This new study explains, maybe, why so many people feel overwhelmed in navigating a big city by metro or bus. The study is:
“Lost in transportation: Information measures and cognitive limits in multilayer navigation,” Riccardo Gallotti, Mason A. Porter, Marc Barthelemy, Science Advances, epub February 19, 2016. The authors, at the Institut de Physique Théorique, France, the University of Oxford, UK, and École des Hautes Études en Sciences Sociales, France, report:
“Cities and their transportation systems become increasingly complex and multimodal as they grow, and it is natural to wonder whether it is possible to quantitatively characterize our difficulty navigating in them and whether such navigation exceeds our cognitive limits. [Evidence] suggests the existence of a limit associated with cognitive overload and caused by a large amount of information that needs to be processed.

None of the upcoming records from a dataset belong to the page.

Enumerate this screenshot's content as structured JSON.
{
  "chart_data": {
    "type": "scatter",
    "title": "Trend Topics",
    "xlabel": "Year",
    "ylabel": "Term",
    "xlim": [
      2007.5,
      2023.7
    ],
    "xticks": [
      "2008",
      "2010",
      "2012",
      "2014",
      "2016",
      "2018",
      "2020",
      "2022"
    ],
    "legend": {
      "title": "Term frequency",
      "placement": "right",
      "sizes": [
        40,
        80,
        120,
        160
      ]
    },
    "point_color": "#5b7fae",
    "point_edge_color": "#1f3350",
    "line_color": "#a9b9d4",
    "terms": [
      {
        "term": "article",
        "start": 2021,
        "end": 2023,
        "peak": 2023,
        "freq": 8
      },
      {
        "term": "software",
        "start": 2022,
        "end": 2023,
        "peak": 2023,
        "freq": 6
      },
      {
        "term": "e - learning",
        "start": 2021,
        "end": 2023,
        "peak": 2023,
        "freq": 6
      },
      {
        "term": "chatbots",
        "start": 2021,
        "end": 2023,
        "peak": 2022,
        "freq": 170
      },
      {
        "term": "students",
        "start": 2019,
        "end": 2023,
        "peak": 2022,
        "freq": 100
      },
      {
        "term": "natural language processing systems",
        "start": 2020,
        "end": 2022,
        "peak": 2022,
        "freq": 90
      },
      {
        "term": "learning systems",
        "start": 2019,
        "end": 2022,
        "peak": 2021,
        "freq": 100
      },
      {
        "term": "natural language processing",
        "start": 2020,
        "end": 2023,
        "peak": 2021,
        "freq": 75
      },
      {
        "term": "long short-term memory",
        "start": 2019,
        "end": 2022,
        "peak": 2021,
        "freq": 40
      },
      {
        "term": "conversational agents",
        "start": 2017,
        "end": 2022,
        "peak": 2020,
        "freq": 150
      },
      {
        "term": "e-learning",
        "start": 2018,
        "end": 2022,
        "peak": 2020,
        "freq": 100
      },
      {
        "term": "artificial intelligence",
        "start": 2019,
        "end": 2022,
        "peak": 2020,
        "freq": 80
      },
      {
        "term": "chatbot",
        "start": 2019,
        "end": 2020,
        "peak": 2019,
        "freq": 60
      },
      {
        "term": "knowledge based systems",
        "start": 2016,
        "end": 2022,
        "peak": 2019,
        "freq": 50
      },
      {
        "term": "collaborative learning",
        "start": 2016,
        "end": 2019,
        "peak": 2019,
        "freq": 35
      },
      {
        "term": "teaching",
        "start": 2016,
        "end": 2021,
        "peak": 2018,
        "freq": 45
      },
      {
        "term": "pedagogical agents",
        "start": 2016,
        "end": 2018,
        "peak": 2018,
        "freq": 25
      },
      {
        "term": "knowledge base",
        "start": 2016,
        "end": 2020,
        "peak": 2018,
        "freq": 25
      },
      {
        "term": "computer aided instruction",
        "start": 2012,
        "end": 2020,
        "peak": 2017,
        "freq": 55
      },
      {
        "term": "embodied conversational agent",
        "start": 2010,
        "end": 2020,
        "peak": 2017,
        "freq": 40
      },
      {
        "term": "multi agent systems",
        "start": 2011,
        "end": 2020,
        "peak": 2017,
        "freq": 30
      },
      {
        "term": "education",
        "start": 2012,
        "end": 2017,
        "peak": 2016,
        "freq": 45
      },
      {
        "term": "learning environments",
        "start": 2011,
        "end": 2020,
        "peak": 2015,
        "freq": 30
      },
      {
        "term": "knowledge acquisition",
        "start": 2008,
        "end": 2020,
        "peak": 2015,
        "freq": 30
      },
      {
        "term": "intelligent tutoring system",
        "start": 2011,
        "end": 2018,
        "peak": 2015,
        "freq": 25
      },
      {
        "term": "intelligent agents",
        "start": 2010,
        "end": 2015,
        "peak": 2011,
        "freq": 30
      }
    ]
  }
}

In this light, we analyzed the world’s 15 largest metropolitan networks and estimated the information limit for determining a trip in a transportation system to be on the order of 8 bits. Similar to the ‘Dunbar number,’ which represents a limit to the size of an individual’s friendship circle, our cognitive limit suggests that maps should not consist of more than 250 connection points to be easily readable… In large cities such as New York, Paris, and Tokyo, more than 80% of the trips are above the 8-bit limit. Multimodal transportation systems in large cities have thus already exceeded human cognitive limits.”
(Thanks to Tony Tweedale for bringing this to our attention.)
BONUS: Mason Porter is a member of the Luxuriant Flowing Hair Club for Scientists.